Ce support d’alternateur appartient à une Ford Mustang des années 60. Inutile de dire que la pièce est introuvable. Là, il est cassé en deux. Une bonne occasion de montrer la réalisation d’une soudure « dans la pleine épaisseur du métal ».

Première opération : polissage. On ne se voit pas dedans, mais la couche extérieure d’alumine est retirée pour ne pas polluer la soudure à venir.
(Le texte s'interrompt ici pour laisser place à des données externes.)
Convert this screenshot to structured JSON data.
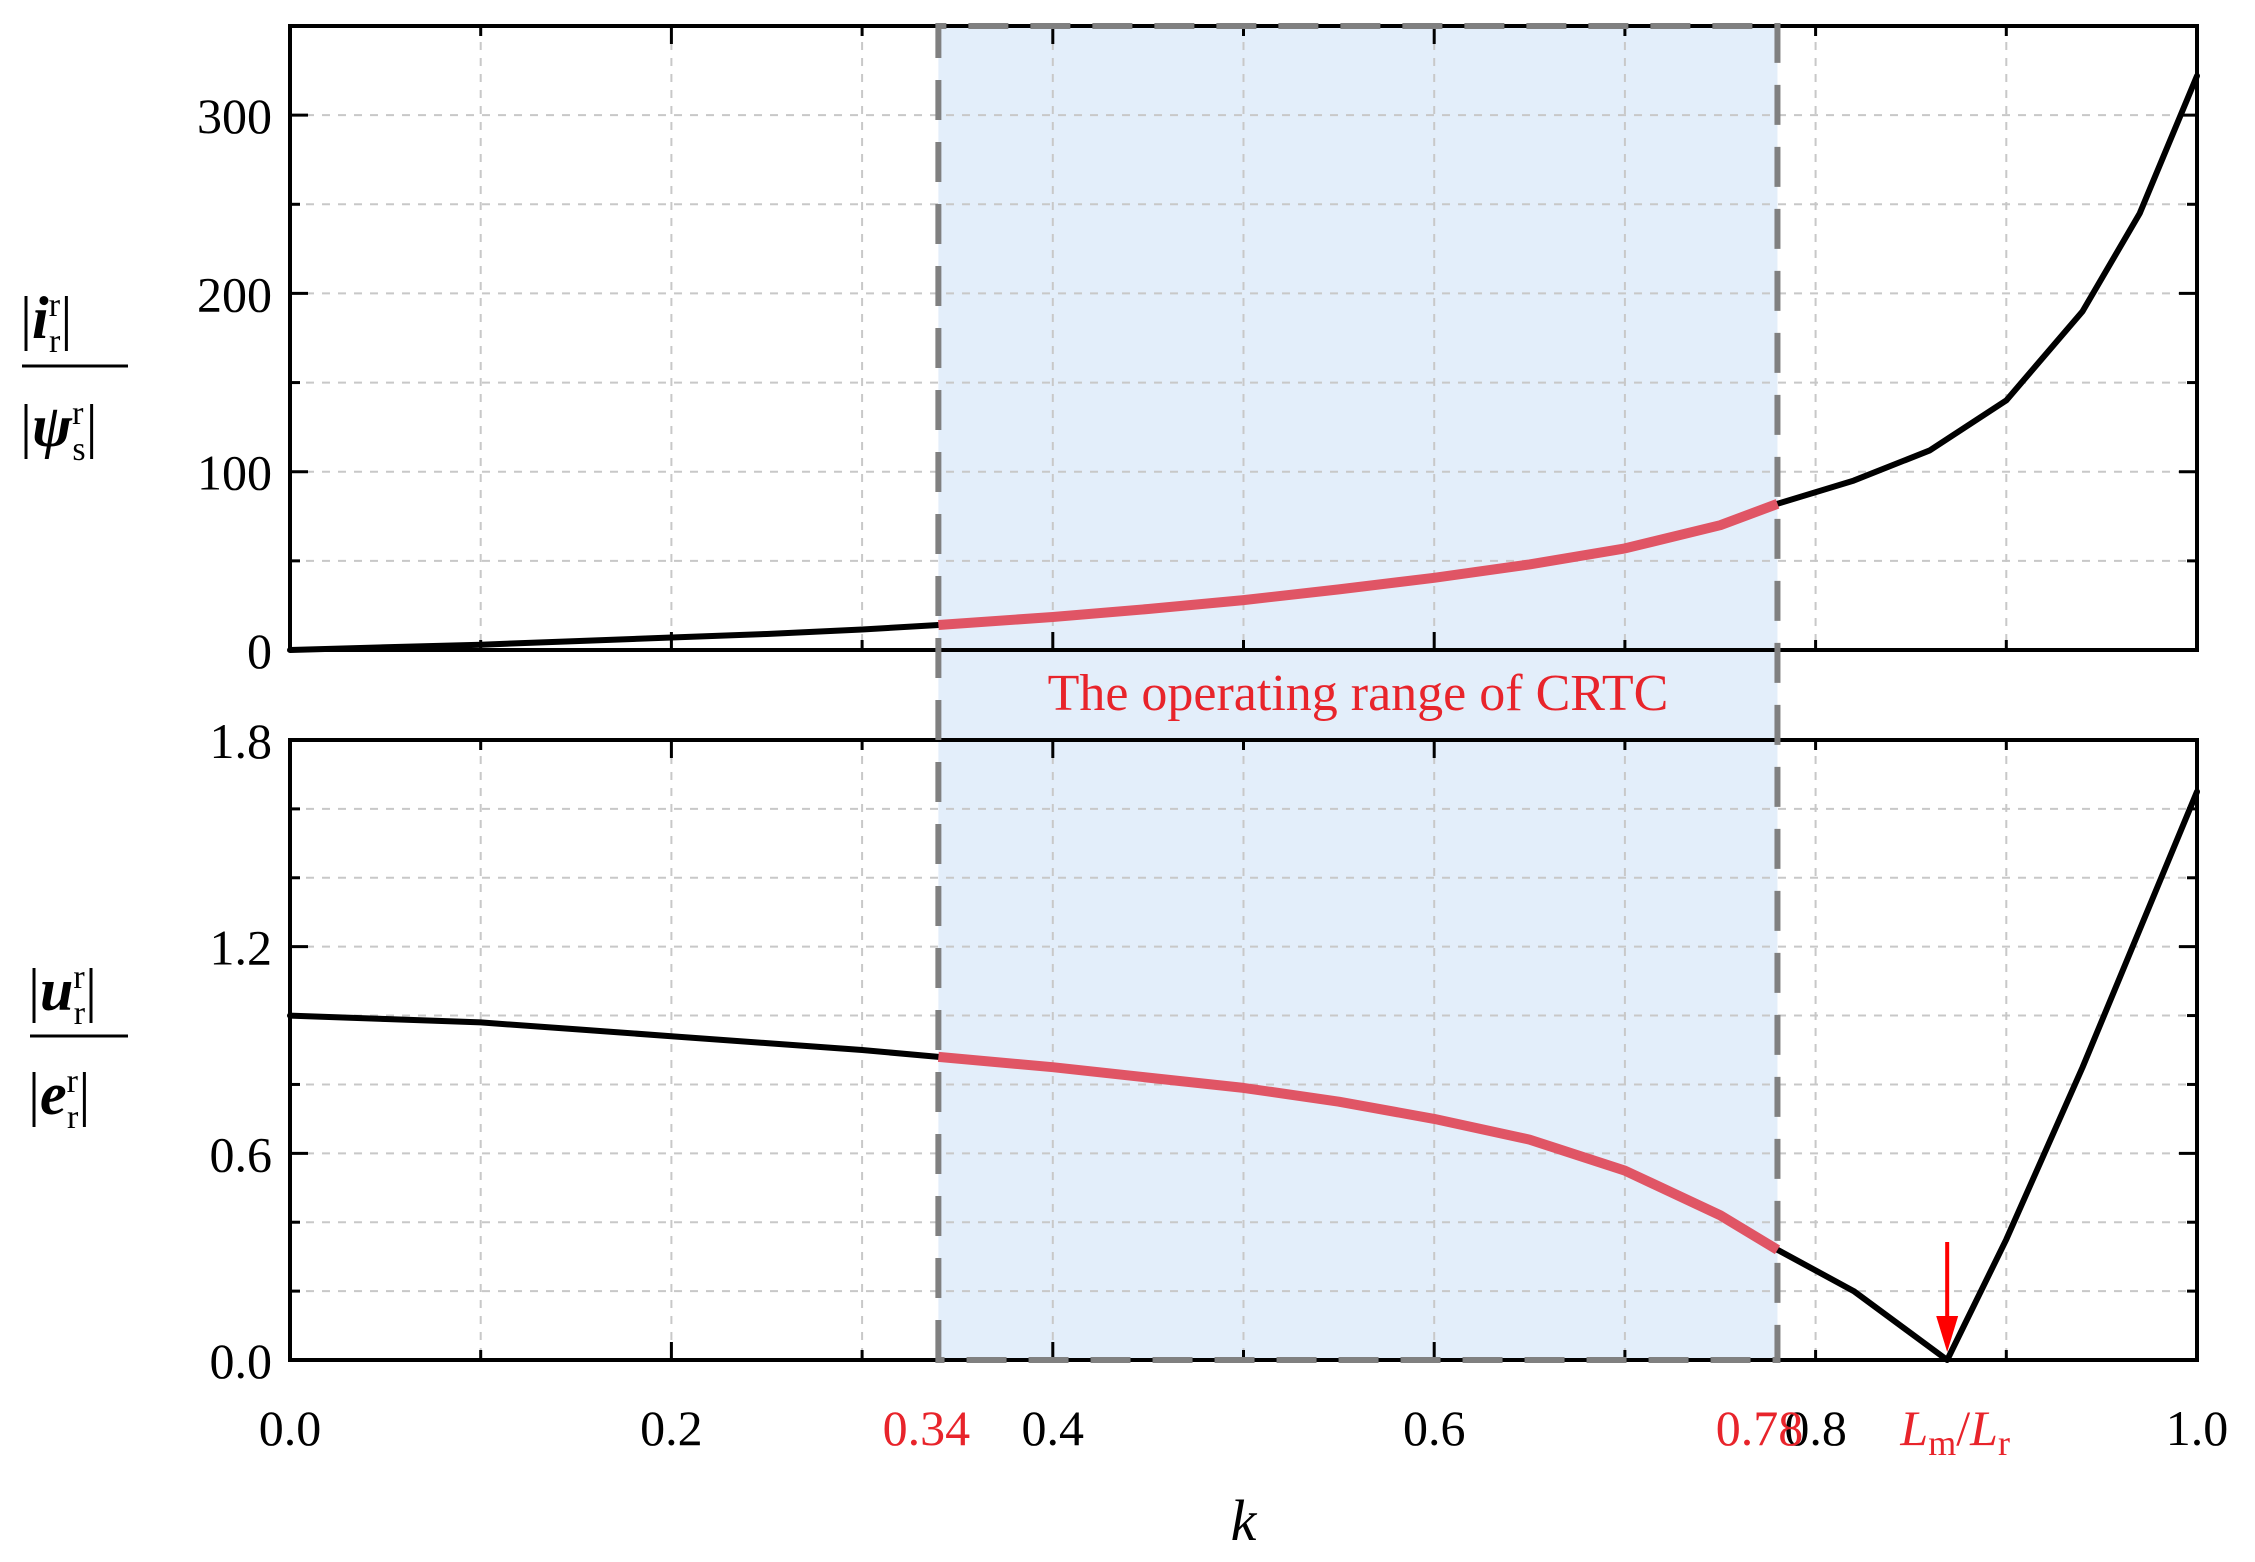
{
  "chart_data": [
    {
      "type": "line",
      "panel": "top",
      "xlim": [
        0,
        1
      ],
      "ylim": [
        0,
        350
      ],
      "grid": true,
      "yticks": [
        0,
        100,
        200,
        300
      ],
      "ytick_labels": [
        "0",
        "100",
        "200",
        "300"
      ],
      "ylabel": {
        "numerator": {
          "symbol": "i",
          "subscript": "r",
          "superscript": "r"
        },
        "denominator": {
          "symbol": "ψ",
          "subscript": "s",
          "superscript": "r"
        }
      },
      "series": [
        {
          "color": "#000000",
          "x": [
            0,
            0.05,
            0.1,
            0.15,
            0.2,
            0.25,
            0.3,
            0.34,
            0.4,
            0.45,
            0.5,
            0.55,
            0.6,
            0.65,
            0.7,
            0.75,
            0.78,
            0.82,
            0.86,
            0.9,
            0.94,
            0.97,
            1.0
          ],
          "y": [
            0,
            1.5,
            3,
            5,
            7,
            9,
            11.5,
            14,
            18.5,
            23,
            28,
            34,
            40.5,
            48,
            57,
            70,
            82,
            95,
            112,
            140,
            190,
            245,
            322
          ]
        }
      ],
      "highlight_range": [
        0.34,
        0.78
      ],
      "highlight_color": "#e05565",
      "region_label": "The operating range of CRTC"
    },
    {
      "type": "line",
      "panel": "bottom",
      "xlim": [
        0,
        1
      ],
      "ylim": [
        0,
        1.8
      ],
      "grid": true,
      "yticks": [
        0,
        0.6,
        1.2,
        1.8
      ],
      "ytick_labels": [
        "0.0",
        "0.6",
        "1.2",
        "1.8"
      ],
      "xticks": [
        0,
        0.2,
        0.4,
        0.6,
        0.8,
        1.0
      ],
      "xtick_labels": [
        "0.0",
        "0.2",
        "0.4",
        "0.6",
        "0.8",
        "1.0"
      ],
      "xlabel": "k",
      "ylabel": {
        "numerator": {
          "symbol": "u",
          "subscript": "r",
          "superscript": "r"
        },
        "denominator": {
          "symbol": "e",
          "subscript": "r",
          "superscript": "r"
        }
      },
      "series": [
        {
          "color": "#000000",
          "x": [
            0,
            0.05,
            0.1,
            0.15,
            0.2,
            0.25,
            0.3,
            0.34,
            0.4,
            0.45,
            0.5,
            0.55,
            0.6,
            0.65,
            0.7,
            0.75,
            0.78,
            0.82,
            0.869,
            0.9,
            0.94,
            0.97,
            1.0
          ],
          "y": [
            1.0,
            0.99,
            0.98,
            0.96,
            0.94,
            0.92,
            0.9,
            0.88,
            0.85,
            0.82,
            0.79,
            0.75,
            0.7,
            0.64,
            0.55,
            0.42,
            0.32,
            0.2,
            0.0,
            0.35,
            0.85,
            1.25,
            1.65
          ]
        }
      ],
      "highlight_range": [
        0.34,
        0.78
      ],
      "highlight_color": "#e05565",
      "annotations": [
        {
          "x": 0.34,
          "label": "0.34",
          "color": "#e8242b"
        },
        {
          "x": 0.78,
          "label": "0.78",
          "color": "#e8242b"
        },
        {
          "x": 0.869,
          "label_main": "L",
          "label_sub1": "m",
          "label_slash": "/",
          "label_main2": "L",
          "label_sub2": "r",
          "color": "#e8242b",
          "arrow": true
        }
      ]
    }
  ],
  "colors": {
    "shade": "#e3eefa",
    "dashed_border": "#808080",
    "grid": "#c8c8c8",
    "axis": "#000000"
  }
}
La première soudure sera effectuée ici. Le travail de préparation suivant consiste à creuser le métal jusqu’à la moitié de son épaisseur.

Les morceaux à assembler sont fixés sur une plaque d’acier (flèche) qui les tiendra en place bien alignés pendant les soudures.

Pré-chauffage de la zone à souder. Cette précaution facilite la « prise » de la soudure et répartit les contraintes thermiques sur un plus grand volume, ce qui diminue les déformations.

Réalisation d’une première passe, bien au fond du chanfrein montré plus haut.

Seconde passe de soudure, à ce stade la moitié de l’épaisseur de la patte est reconstituée.

Suites, du même côté et le long de la même ligne de cassure.

Sur le côté opposé, la cassure est toujours visible.

Même principe de creusement, cette fois directement sur toute la longueur et surtout jusqu’au niveau de la soudure déjà effectuée par l’autre face.

De nouveau, soudure en deux cordons successifs. A la fin du second, les deux côtés sont reliés par de l’aluminium, comme si la pièce n’avait jamais cassé. Elle est soudée « en pleine épaisseur ».

Inévitablement, la soudure sur aluminium laisse un gros cordon. Même un soudeur d’élite qui travaille pour Airbus ou la Nasa fait un gros cordon. Mais après un léger meulage, on ne voit plus de gros cordon.